2022 State of Streaming
I have worked in London for almost 20 years – some 12 years ago I moved out to the suburbs and now consider myself a commuter. However, when pressed into a response when filling out the 2021 census a few months ago, I said that I worked remotely. Since March 2020 I have only visited the Comscore office in London three times. Why is this relevant? Well, in the 12 years I have commuted, I have visited the National Rail website or used their app literally thousands of times; but over the last 12 months, I’ve visited it on fewer than a dozen occasions.
When the UK’s restrictions are lifted on June 21, 2021, and a return to the office becomes a reality, as an agency or advertiser it could be very important to know how many people you are likely to reach on their commute with an online ad campaign. If I look only at a recent month of data, I would assume that circa 2m users visit the National Rail website or app in a month. However, if I look further back, I can see that regularly over 4m people per month accessed the site to check train times. Being able to reach that many like-minded people would suddenly make advertising on the National Rail site a far more palatable proposition.
Looking more broadly than at my anecdotal commuting example, the travel industry as a whole has changed unreservedly over the last 15 months as a result of the coronavirus pandemic. Without using historical data as a benchmark it will be impossible to tell whether we’ve entered into a world of the new normal or if we’ve returned to levels that the industry had been at pre-pandemic. Again, if we look at a long term trend it’s possible to assess where we are now, and where things might end up.

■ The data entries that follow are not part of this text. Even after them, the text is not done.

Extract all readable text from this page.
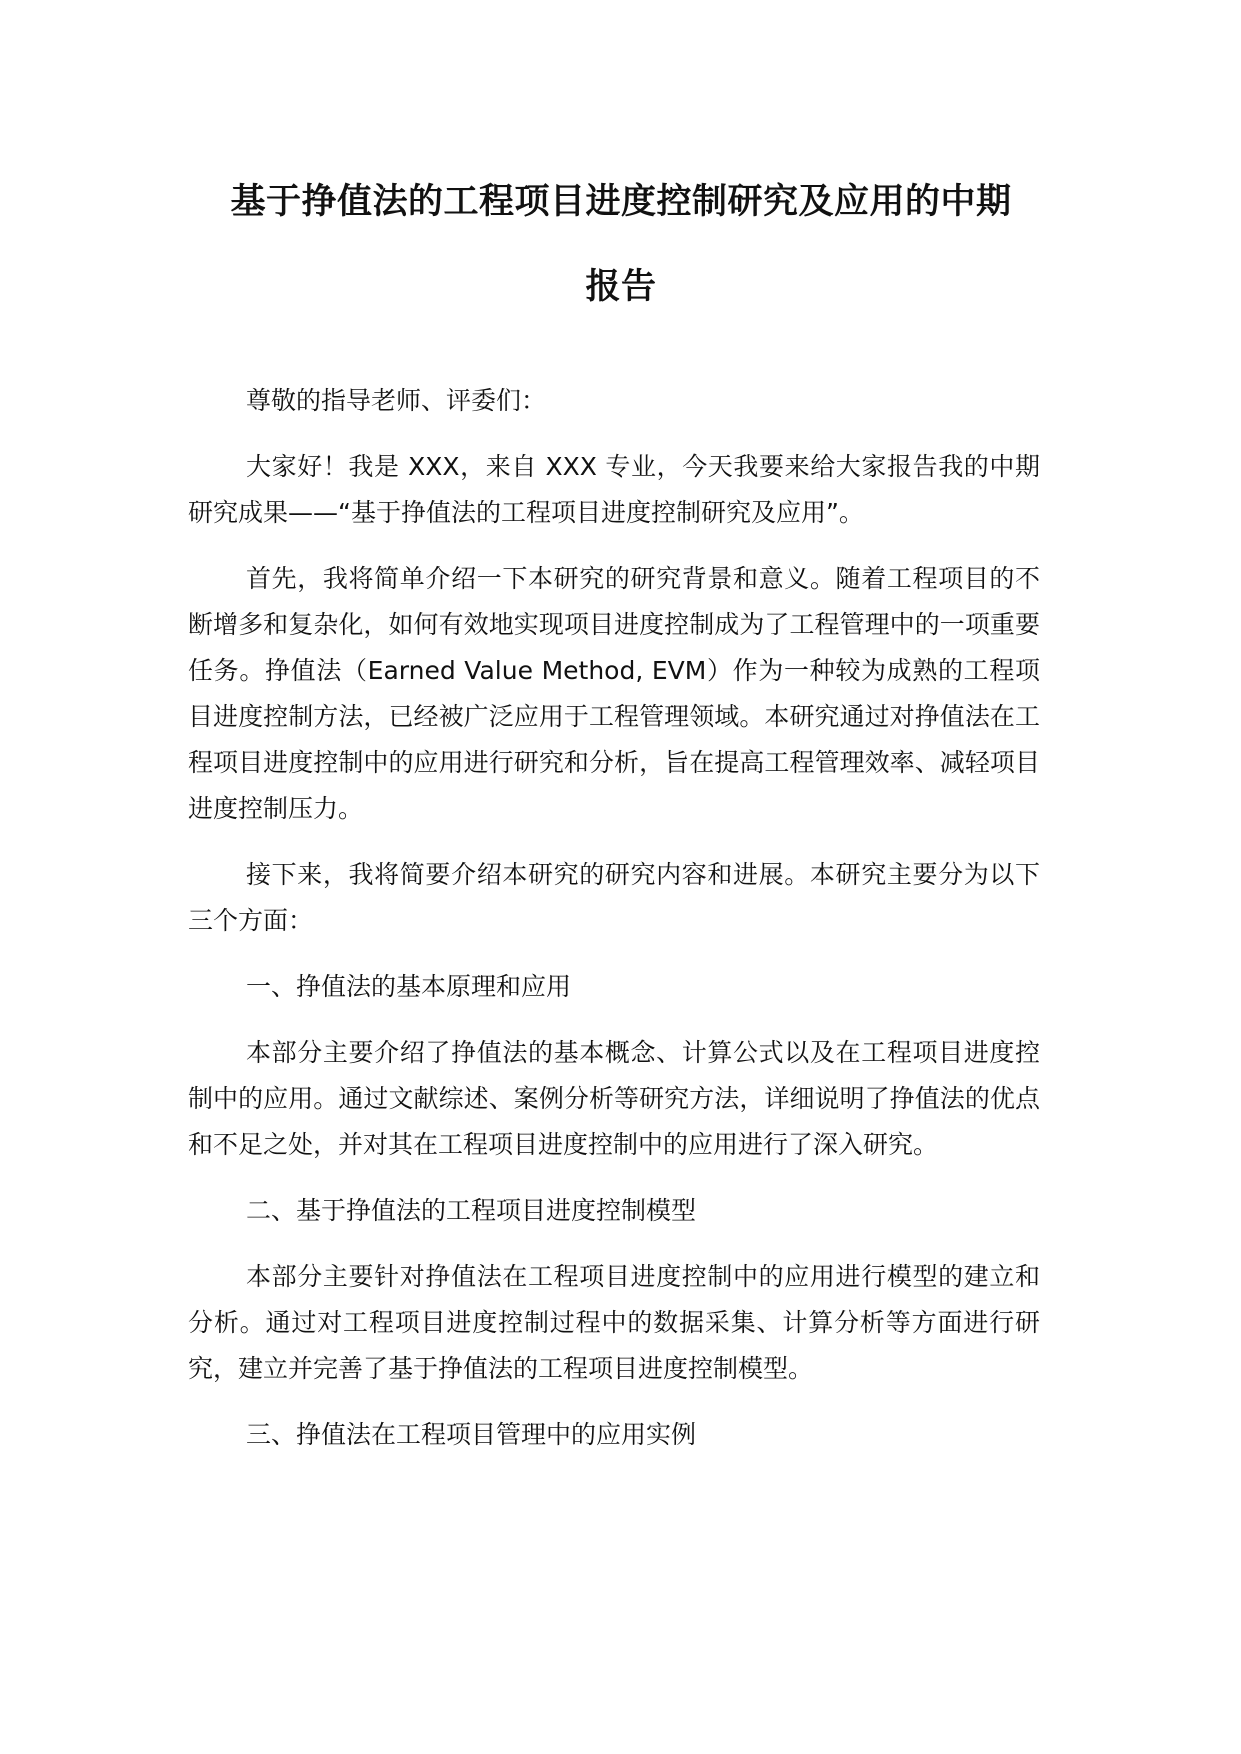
基于挣值法的工程项目进度控制研究及应用的中期
报告

尊敬的指导老师、评委们：

大家好！我是 XXX，来自 XXX 专业，今天我要来给大家报告我的中期研究成果——“基于挣值法的工程项目进度控制研究及应用”。

首先，我将简单介绍一下本研究的研究背景和意义。随着工程项目的不断增多和复杂化，如何有效地实现项目进度控制成为了工程管理中的一项重要任务。挣值法（Earned Value Method, EVM）作为一种较为成熟的工程项目进度控制方法，已经被广泛应用于工程管理领域。本研究通过对挣值法在工程项目进度控制中的应用进行研究和分析，旨在提高工程管理效率、减轻项目进度控制压力。

接下来，我将简要介绍本研究的研究内容和进展。本研究主要分为以下三个方面：

一、挣值法的基本原理和应用

本部分主要介绍了挣值法的基本概念、计算公式以及在工程项目进度控制中的应用。通过文献综述、案例分析等研究方法，详细说明了挣值法的优点和不足之处，并对其在工程项目进度控制中的应用进行了深入研究。

二、基于挣值法的工程项目进度控制模型

本部分主要针对挣值法在工程项目进度控制中的应用进行模型的建立和分析。通过对工程项目进度控制过程中的数据采集、计算分析等方面进行研究，建立并完善了基于挣值法的工程项目进度控制模型。

三、挣值法在工程项目管理中的应用实例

We can see that the travel industry rebounded solidly last summer, and as restrictions are eased, we must assume that the increase that we’ve witnessed since February of this year will continue – taking our total travel audience well past 40m users in the coming months.

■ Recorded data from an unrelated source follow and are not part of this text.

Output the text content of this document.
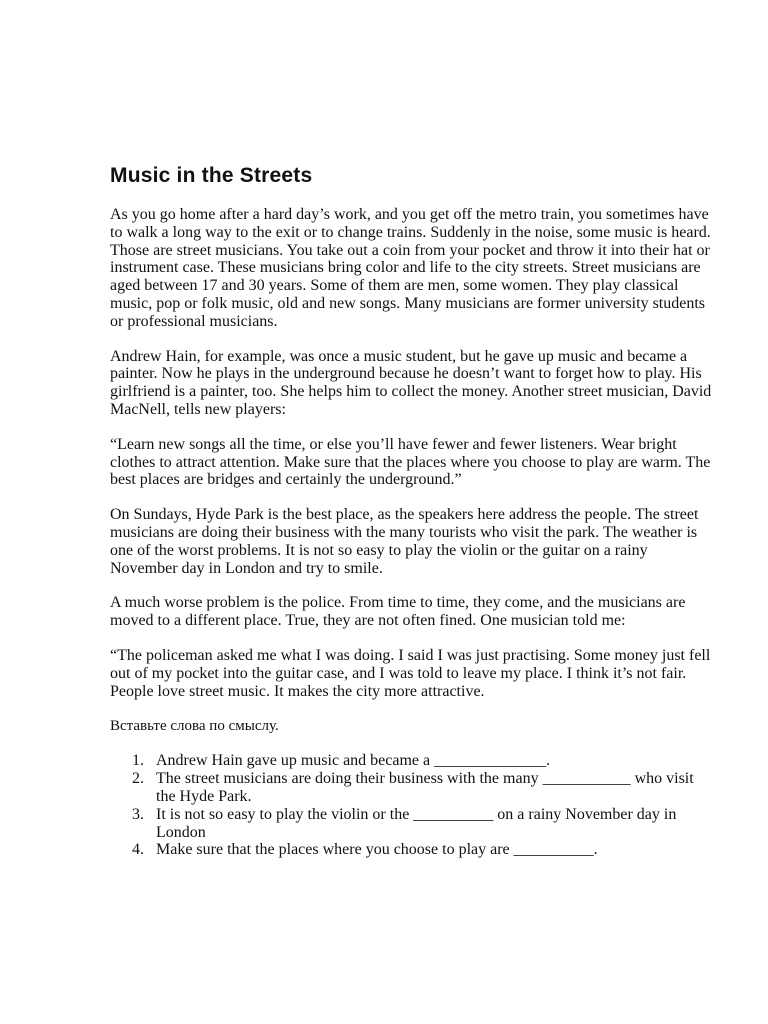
Music in the Streets

As you go home after a hard day’s work, and you get off the metro train, you sometimes have to walk a long way to the exit or to change trains. Suddenly in the noise, some music is heard. Those are street musicians. You take out a coin from your pocket and throw it into their hat or instrument case. These musicians bring color and life to the city streets. Street musicians are aged between 17 and 30 years. Some of them are men, some women. They play classical music, pop or folk music, old and new songs. Many musicians are former university students or professional musicians.

Andrew Hain, for example, was once a music student, but he gave up music and became a painter. Now he plays in the underground because he doesn’t want to forget how to play. His girlfriend is a painter, too. She helps him to collect the money. Another street musician, David MacNell, tells new players:

“Learn new songs all the time, or else you’ll have fewer and fewer listeners. Wear bright clothes to attract attention. Make sure that the places where you choose to play are warm. The best places are bridges and certainly the underground.”

On Sundays, Hyde Park is the best place, as the speakers here address the people. The street musicians are doing their business with the many tourists who visit the park. The weather is one of the worst problems. It is not so easy to play the violin or the guitar on a rainy November day in London and try to smile.

A much worse problem is the police. From time to time, they come, and the musicians are moved to a different place. True, they are not often fined. One musician told me:

“The policeman asked me what I was doing. I said I was just practising. Some money just fell out of my pocket into the guitar case, and I was told to leave my place. I think it’s not fair. People love street music. It makes the city more attractive.

Вставьте слова по смыслу.

1. Andrew Hain gave up music and became a ______________.
2. The street musicians are doing their business with the many ___________ who visit the Hyde Park.
3. It is not so easy to play the violin or the __________ on a rainy November day in London
4. Make sure that the places where you choose to play are __________.
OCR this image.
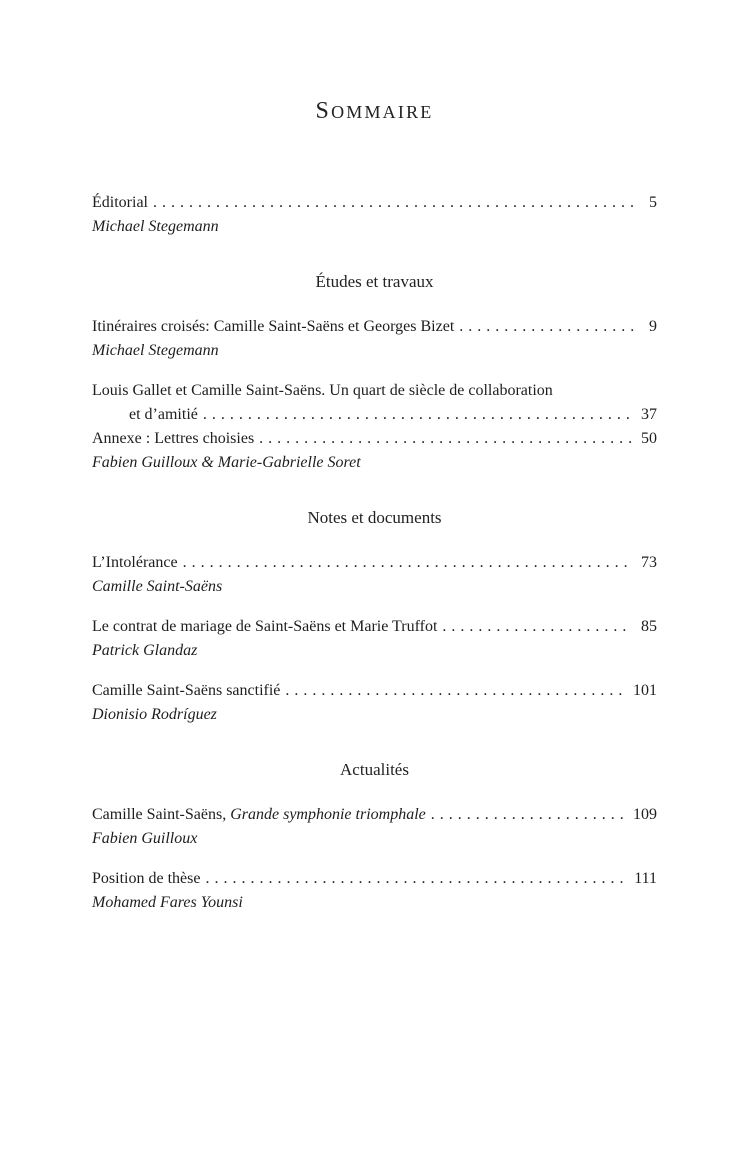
SOMMAIRE
Éditorial . . .	5
Michael Stegemann
Études et travaux
Itinéraires croisés: Camille Saint-Saëns et Georges Bizet . . .	9
Michael Stegemann
Louis Gallet et Camille Saint-Saëns. Un quart de siècle de collaboration
et d’amitié . . .	37
Annexe : Lettres choisies . . .	50
Fabien Guilloux & Marie-Gabrielle Soret
Notes et documents
L’Intolérance . . .	73
Camille Saint-Saëns
Le contrat de mariage de Saint-Saëns et Marie Truffot . . .	85
Patrick Glandaz
Camille Saint-Saëns sanctifié . . .	101
Dionisio Rodríguez
Actualités
Camille Saint-Saëns, Grande symphonie triomphale . . .	109
Fabien Guilloux
Position de thèse . . .	111
Mohamed Fares Younsi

Sticking to the travel/commute theme, the way we consume news has changed - no longer is it the preserve of killing time on the train on the way to/from the office – news is now always on, and we are consuming more than ever. A trend of a year would not show this. If we look back over the last 12 months it looks like news consumption has decreased – this is only because a year ago we were at the start of the pandemic, and daily briefings were commonplace, with millions tuning in whatever time of day they occurred. Looking back over the last 4 years we see a different picture. A fairly steady increase in the amount of people consuming news content online – a sharp increase in March and April last year, but the long-term trend remains – more people are getting their news fix online than ever before.
While the coronavirus has been a black swan to modern society, without both short- and long-term data to analyse, it is possible to be blindsided by many black swans at once…something that could easily be avoided. Having consistent, trustworthy data at hand can only help to make navigating the brave new world we find ourselves in.